Raphael considered it, sliding his hand down her arm. When she caught his hand, he smiled, linked his fingers with hers. “You may be right.” A dangerously calm glance over at where Gian whimpered and gasped, his eyes bugging out of his head as he continued to dig at his throat. “Quiet.

Gian flung his fist at Raphael, but no green-gold energy came from it.

“You have lost half your volume of blood and your body is focusing on healing your throat,” Raphael told the other angel in a voice so cold it raised every tiny hair on Elena’s body. “You have no resources to muster an attack. Do not attempt it again or I’ll forget about a trial in front of the Cadre and turn you to dust where you crawl.”

His eyes were deep Prussian blue when he returned his attention to Elena, the otherness of him a heavy presence in the room. You look a little terrified, Elena-mine.

In a good way. She wove her fingers even tighter with his, banishing the chill of violent power and long immortality with the love that lived in her, in him, between them. No matter how scary you get, Archangel, I always want to dance with you.

Majda and Jean-Baptiste returned from the room right then. To Elena’s surprise, both had changed. Her grandfather wore black pants and a simple white shirt that suited his blunt handsomeness. He didn’t have the prettiness developed by some vampires.

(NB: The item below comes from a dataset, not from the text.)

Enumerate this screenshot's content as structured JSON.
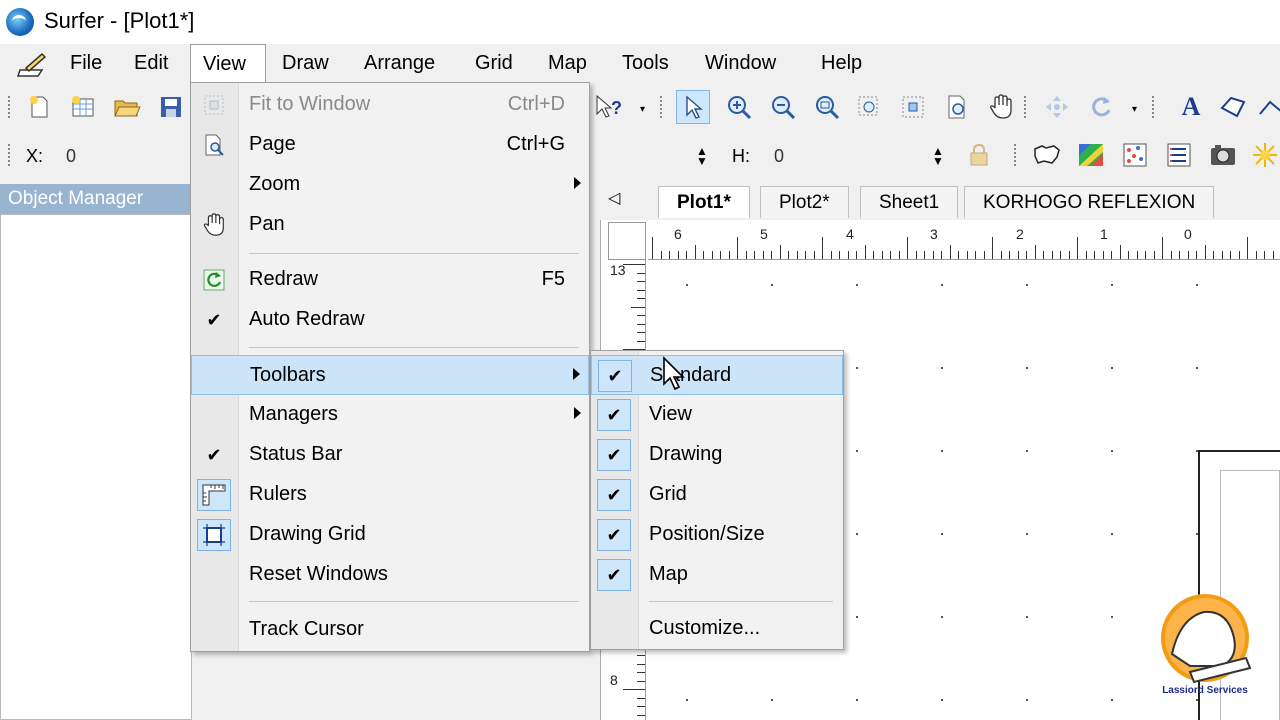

No, he was like Dmitri—he’d retained a harsh edge to his features that said he was a dangerous man, but vampirism had given him unblemished white skin that needed the kiss of the sun, and hair that gleamed with silken health.

As for Majda . . .

Gone was her grandmother’s gown, in its place a pair of brown pants that she’d rolled up at the bottom and tied tightly around her waist using a belt Elena remembered seeing in the wardrobe. On top, she wore a woman’s shirt, so that must’ve also been in the wardrobe.

And Elena knew without asking that the gown had been forced on Majda by Gian.

Majda’s lips suddenly curved, her eyes bright.

Following the line of her gaze, Elena realized her grandmother had seen Raphael and Elena’s linked hands. “Let’s go get rid of the garbage,” Elena said softly.